In the fifth and final article of financial tips for authors, David Craig, author of PILLAGED How they’re looting £413 million a day from our savings and pensions shows how financial advisers can take advantage of the elderly.

The people that banks and financial advisers seem to find most attractive are what some in the financial services industry call the ‘banana skin and grave brigade’ – elderly people who have one foot on a financial banana skin as they don’t know much about finance, savings and investments and the other in the grave as they’ll presumably soon be going on to a better place where they won’t be needing their money any more, so there’s no real harm done relieving them of their cash before they depart. As many of the banana skin and grave brigade will have worked all their lives and saved by buying homes, pensions, life insurance, unit trusts and other assets, they tend to control a large proportion of national wealth.
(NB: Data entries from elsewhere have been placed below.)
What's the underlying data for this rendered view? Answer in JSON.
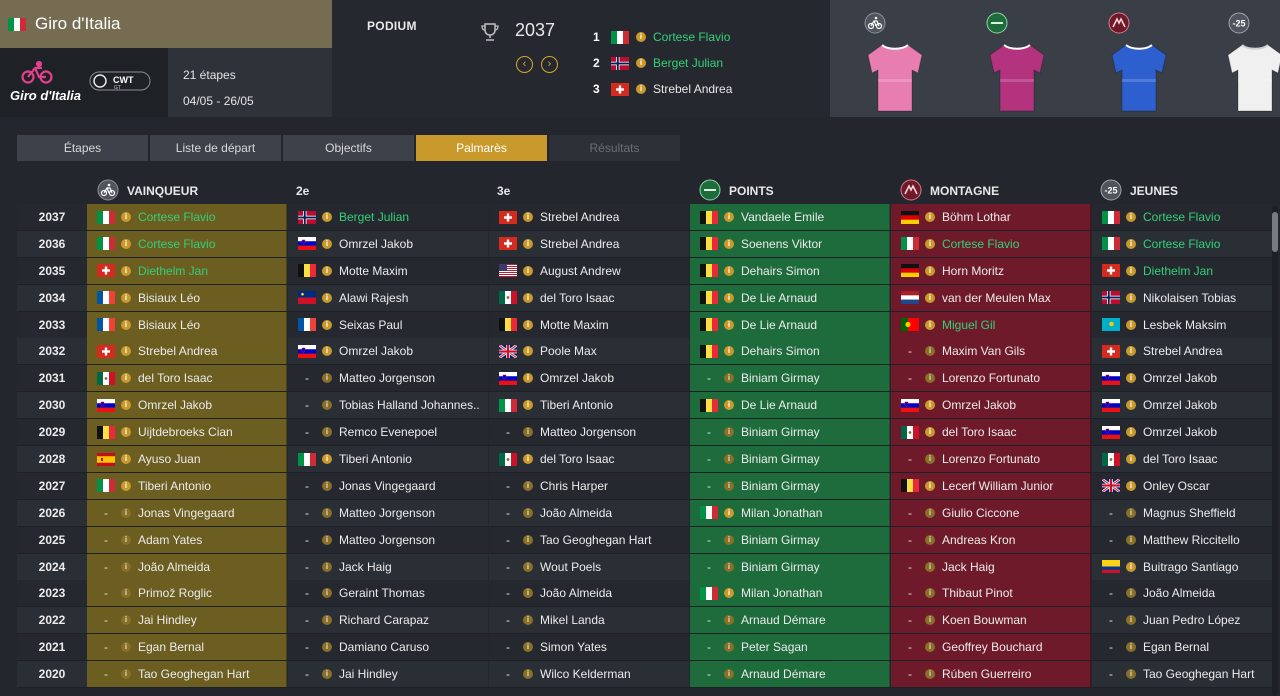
{
  "race": {
    "title": "Giro d'Italia",
    "flag": "it",
    "logo_text": "Giro d'Italia",
    "badge_text": "CWT",
    "badge_sub": "GT",
    "stages": "21 étapes",
    "dates": "04/05 - 26/05"
  },
  "podium": {
    "label": "PODIUM",
    "year": "2037",
    "prev_icon": "chevron-left-icon",
    "next_icon": "chevron-right-icon",
    "entries": [
      {
        "pos": "1",
        "flag": "it",
        "name": "Cortese Flavio",
        "highlight": true
      },
      {
        "pos": "2",
        "flag": "no",
        "name": "Berget Julian",
        "highlight": true
      },
      {
        "pos": "3",
        "flag": "ch",
        "name": "Strebel Andrea",
        "highlight": false
      }
    ]
  },
  "jerseys": [
    {
      "name": "leader-jersey",
      "icon": "cyclist-icon",
      "color": "#e87eb0"
    },
    {
      "name": "points-jersey",
      "icon": "points-icon",
      "color": "#b3337e"
    },
    {
      "name": "mountain-jersey",
      "icon": "mountain-icon",
      "color": "#2d5fcf"
    },
    {
      "name": "youth-jersey",
      "icon": "youth-icon",
      "color": "#f0f0f0"
    }
  ],
  "tabs": [
    {
      "label": "Étapes",
      "state": "normal"
    },
    {
      "label": "Liste de départ",
      "state": "normal"
    },
    {
      "label": "Objectifs",
      "state": "normal"
    },
    {
      "label": "Palmarès",
      "state": "active"
    },
    {
      "label": "Résultats",
      "state": "disabled"
    }
  ],
  "columns": {
    "winner": "VAINQUEUR",
    "second": "2e",
    "third": "3e",
    "points": "POINTS",
    "mountain": "MONTAGNE",
    "youth": "JEUNES",
    "youth_badge": "-25"
  },
  "colors": {
    "winner_bg": "#6c5d20",
    "points_bg": "#1e6b3c",
    "mountain_bg": "#6e1a2a",
    "active_tab": "#c99a2b",
    "highlight_name": "#33d17a"
  },
  "rows": [
    {
      "year": "2037",
      "win": {
        "flag": "it",
        "name": "Cortese Flavio",
        "hl": true
      },
      "second": {
        "flag": "no",
        "name": "Berget Julian",
        "hl": true
      },
      "third": {
        "flag": "ch",
        "name": "Strebel Andrea"
      },
      "points": {
        "flag": "be",
        "name": "Vandaele Emile"
      },
      "mountain": {
        "flag": "de",
        "name": "Böhm Lothar"
      },
      "youth": {
        "flag": "it",
        "name": "Cortese Flavio",
        "hl": true
      }
    },
    {
      "year": "2036",
      "win": {
        "flag": "it",
        "name": "Cortese Flavio",
        "hl": true
      },
      "second": {
        "flag": "si",
        "name": "Omrzel Jakob"
      },
      "third": {
        "flag": "ch",
        "name": "Strebel Andrea"
      },
      "points": {
        "flag": "be",
        "name": "Soenens Viktor"
      },
      "mountain": {
        "flag": "it",
        "name": "Cortese Flavio",
        "hl": true
      },
      "youth": {
        "flag": "it",
        "name": "Cortese Flavio",
        "hl": true
      }
    },
    {
      "year": "2035",
      "win": {
        "flag": "ch",
        "name": "Diethelm Jan",
        "hl": true
      },
      "second": {
        "flag": "be",
        "name": "Motte Maxim"
      },
      "third": {
        "flag": "us",
        "name": "August Andrew"
      },
      "points": {
        "flag": "be",
        "name": "Dehairs Simon"
      },
      "mountain": {
        "flag": "de",
        "name": "Horn Moritz"
      },
      "youth": {
        "flag": "ch",
        "name": "Diethelm Jan",
        "hl": true
      }
    },
    {
      "year": "2034",
      "win": {
        "flag": "fr",
        "name": "Bisiaux Léo"
      },
      "second": {
        "flag": "li",
        "name": "Alawi Rajesh"
      },
      "third": {
        "flag": "mx",
        "name": "del Toro Isaac"
      },
      "points": {
        "flag": "be",
        "name": "De Lie Arnaud"
      },
      "mountain": {
        "flag": "nl",
        "name": "van der Meulen Max"
      },
      "youth": {
        "flag": "no",
        "name": "Nikolaisen Tobias"
      }
    },
    {
      "year": "2033",
      "win": {
        "flag": "fr",
        "name": "Bisiaux Léo"
      },
      "second": {
        "flag": "fr",
        "name": "Seixas Paul"
      },
      "third": {
        "flag": "be",
        "name": "Motte Maxim"
      },
      "points": {
        "flag": "be",
        "name": "De Lie Arnaud"
      },
      "mountain": {
        "flag": "pt",
        "name": "Miguel Gil",
        "hl": true
      },
      "youth": {
        "flag": "kz",
        "name": "Lesbek Maksim"
      }
    },
    {
      "year": "2032",
      "win": {
        "flag": "ch",
        "name": "Strebel Andrea"
      },
      "second": {
        "flag": "si",
        "name": "Omrzel Jakob"
      },
      "third": {
        "flag": "gb",
        "name": "Poole Max"
      },
      "points": {
        "flag": "be",
        "name": "Dehairs Simon"
      },
      "mountain": {
        "flag": "-",
        "name": "Maxim Van Gils"
      },
      "youth": {
        "flag": "ch",
        "name": "Strebel Andrea"
      }
    },
    {
      "year": "2031",
      "win": {
        "flag": "mx",
        "name": "del Toro Isaac"
      },
      "second": {
        "flag": "-",
        "name": "Matteo Jorgenson"
      },
      "third": {
        "flag": "si",
        "name": "Omrzel Jakob"
      },
      "points": {
        "flag": "-",
        "name": "Biniam Girmay"
      },
      "mountain": {
        "flag": "-",
        "name": "Lorenzo Fortunato"
      },
      "youth": {
        "flag": "si",
        "name": "Omrzel Jakob"
      }
    },
    {
      "year": "2030",
      "win": {
        "flag": "si",
        "name": "Omrzel Jakob"
      },
      "second": {
        "flag": "-",
        "name": "Tobias Halland Johannes.."
      },
      "third": {
        "flag": "it",
        "name": "Tiberi Antonio"
      },
      "points": {
        "flag": "be",
        "name": "De Lie Arnaud"
      },
      "mountain": {
        "flag": "si",
        "name": "Omrzel Jakob"
      },
      "youth": {
        "flag": "si",
        "name": "Omrzel Jakob"
      }
    },
    {
      "year": "2029",
      "win": {
        "flag": "be",
        "name": "Uijtdebroeks Cian"
      },
      "second": {
        "flag": "-",
        "name": "Remco Evenepoel"
      },
      "third": {
        "flag": "-",
        "name": "Matteo Jorgenson"
      },
      "points": {
        "flag": "-",
        "name": "Biniam Girmay"
      },
      "mountain": {
        "flag": "mx",
        "name": "del Toro Isaac"
      },
      "youth": {
        "flag": "si",
        "name": "Omrzel Jakob"
      }
    },
    {
      "year": "2028",
      "win": {
        "flag": "es",
        "name": "Ayuso Juan"
      },
      "second": {
        "flag": "it",
        "name": "Tiberi Antonio"
      },
      "third": {
        "flag": "mx",
        "name": "del Toro Isaac"
      },
      "points": {
        "flag": "-",
        "name": "Biniam Girmay"
      },
      "mountain": {
        "flag": "-",
        "name": "Lorenzo Fortunato"
      },
      "youth": {
        "flag": "mx",
        "name": "del Toro Isaac"
      }
    },
    {
      "year": "2027",
      "win": {
        "flag": "it",
        "name": "Tiberi Antonio"
      },
      "second": {
        "flag": "-",
        "name": "Jonas Vingegaard"
      },
      "third": {
        "flag": "-",
        "name": "Chris Harper"
      },
      "points": {
        "flag": "-",
        "name": "Biniam Girmay"
      },
      "mountain": {
        "flag": "be",
        "name": "Lecerf William Junior"
      },
      "youth": {
        "flag": "gb",
        "name": "Onley Oscar"
      }
    },
    {
      "year": "2026",
      "win": {
        "flag": "-",
        "name": "Jonas Vingegaard"
      },
      "second": {
        "flag": "-",
        "name": "Matteo Jorgenson"
      },
      "third": {
        "flag": "-",
        "name": "João Almeida"
      },
      "points": {
        "flag": "it",
        "name": "Milan Jonathan"
      },
      "mountain": {
        "flag": "-",
        "name": "Giulio Ciccone"
      },
      "youth": {
        "flag": "-",
        "name": "Magnus Sheffield"
      }
    },
    {
      "year": "2025",
      "win": {
        "flag": "-",
        "name": "Adam Yates"
      },
      "second": {
        "flag": "-",
        "name": "Matteo Jorgenson"
      },
      "third": {
        "flag": "-",
        "name": "Tao Geoghegan Hart"
      },
      "points": {
        "flag": "-",
        "name": "Biniam Girmay"
      },
      "mountain": {
        "flag": "-",
        "name": "Andreas Kron"
      },
      "youth": {
        "flag": "-",
        "name": "Matthew Riccitello"
      }
    },
    {
      "year": "2024",
      "win": {
        "flag": "-",
        "name": "João Almeida"
      },
      "second": {
        "flag": "-",
        "name": "Jack Haig"
      },
      "third": {
        "flag": "-",
        "name": "Wout Poels"
      },
      "points": {
        "flag": "-",
        "name": "Biniam Girmay"
      },
      "mountain": {
        "flag": "-",
        "name": "Jack Haig"
      },
      "youth": {
        "flag": "co",
        "name": "Buitrago Santiago"
      }
    },
    {
      "year": "2023",
      "win": {
        "flag": "-",
        "name": "Primož Roglic"
      },
      "second": {
        "flag": "-",
        "name": "Geraint Thomas"
      },
      "third": {
        "flag": "-",
        "name": "João Almeida"
      },
      "points": {
        "flag": "it",
        "name": "Milan Jonathan"
      },
      "mountain": {
        "flag": "-",
        "name": "Thibaut Pinot"
      },
      "youth": {
        "flag": "-",
        "name": "João Almeida"
      }
    },
    {
      "year": "2022",
      "win": {
        "flag": "-",
        "name": "Jai Hindley"
      },
      "second": {
        "flag": "-",
        "name": "Richard Carapaz"
      },
      "third": {
        "flag": "-",
        "name": "Mikel Landa"
      },
      "points": {
        "flag": "-",
        "name": "Arnaud Démare"
      },
      "mountain": {
        "flag": "-",
        "name": "Koen Bouwman"
      },
      "youth": {
        "flag": "-",
        "name": "Juan Pedro López"
      }
    },
    {
      "year": "2021",
      "win": {
        "flag": "-",
        "name": "Egan Bernal"
      },
      "second": {
        "flag": "-",
        "name": "Damiano Caruso"
      },
      "third": {
        "flag": "-",
        "name": "Simon Yates"
      },
      "points": {
        "flag": "-",
        "name": "Peter Sagan"
      },
      "mountain": {
        "flag": "-",
        "name": "Geoffrey Bouchard"
      },
      "youth": {
        "flag": "-",
        "name": "Egan Bernal"
      }
    },
    {
      "year": "2020",
      "win": {
        "flag": "-",
        "name": "Tao Geoghegan Hart"
      },
      "second": {
        "flag": "-",
        "name": "Jai Hindley"
      },
      "third": {
        "flag": "-",
        "name": "Wilco Kelderman"
      },
      "points": {
        "flag": "-",
        "name": "Arnaud Démare"
      },
      "mountain": {
        "flag": "-",
        "name": "Rúben Guerreiro"
      },
      "youth": {
        "flag": "-",
        "name": "Tao Geoghegan Hart"
      }
    }
  ]
}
The two things the elderly usually fear most are outliving their savings and becoming so unwell that they have to sell their homes to pay for nursing-home care. This makes them easy targets for advisers with both products like annuities promising guaranteed income and thus peace of mind and with all sorts of more complex investments advertising (but not guaranteeing) high returns. Some sellers use what they call ‘FAG selling’ (‘Fear and Greed) – they exploit older people’s fear of lasting longer than their money and their greed when offered opportunities to increase their savings.

Many financial advisers specialise in the lucrative market of selling to retirees and those planning their retirement. They can have titles like ‘senior wealth advisers’, ‘retirement planning advisers’, ‘elder planning specialists’ or even the rather scientific-sounding ‘financial gerontologist’. One set of dubious products typically sold and mis-sold to the banana-skin-and-gravers were longer-term (five or more years) stock-market investments with punitive penalties for early withdrawal. These were recommended to both men and women in their late seventies and mid eighties when the average life expectancy for men and women was around eighty six. Naturally, quite a few customers with the longer-term stock-market products died before their investments matured and their heirs found that, after deduction of early-withdrawal penalties, the investment companies returned considerably less than had been invested.

If the elderly don’t have much ready cash available, that hasn’t deterred eager financial sellers. Although some over-65s may have limited pensions and savings, many own their own homes making them what’s called ‘asset-rich but cash-poor’. Seeing the potential of the asset-rich cash-poor market, financial firms have devised various schemes, often called ‘equity release’, which promise to free up some or all of the value in their customers’ homes allowing them to live more comfortably till they die in return for the firms taking part or whole ownership of their customers’ properties.

Interest rates on these loans tend to be significantly higher than on a mortgage, so thanks to the wonders of compound interest, even sums that appear quite modest when originally borrowed can turn into massive debts. For example, someone aged sixty five borrowing the average equity release loan of £50,000 against a home worth £200,000 would find their debt had shot up to about £100,000 after ten years and £200,000 – the total value of their home – by the time they hit eighty five.

In Britain we feel uncomfortable talking about money with our parents and elderly relatives. We feel it might look like we’re on a fishing expedition trying to find our how much money we might get. But if you want to prevent those you know becoming part of the ‘banana skin and grave brigade’ we need to overcome our reticence, ask our elderly friends and relatives about their money, find out who is chasing them to get hold of their cash and warn them about the dangers of handing over their savings.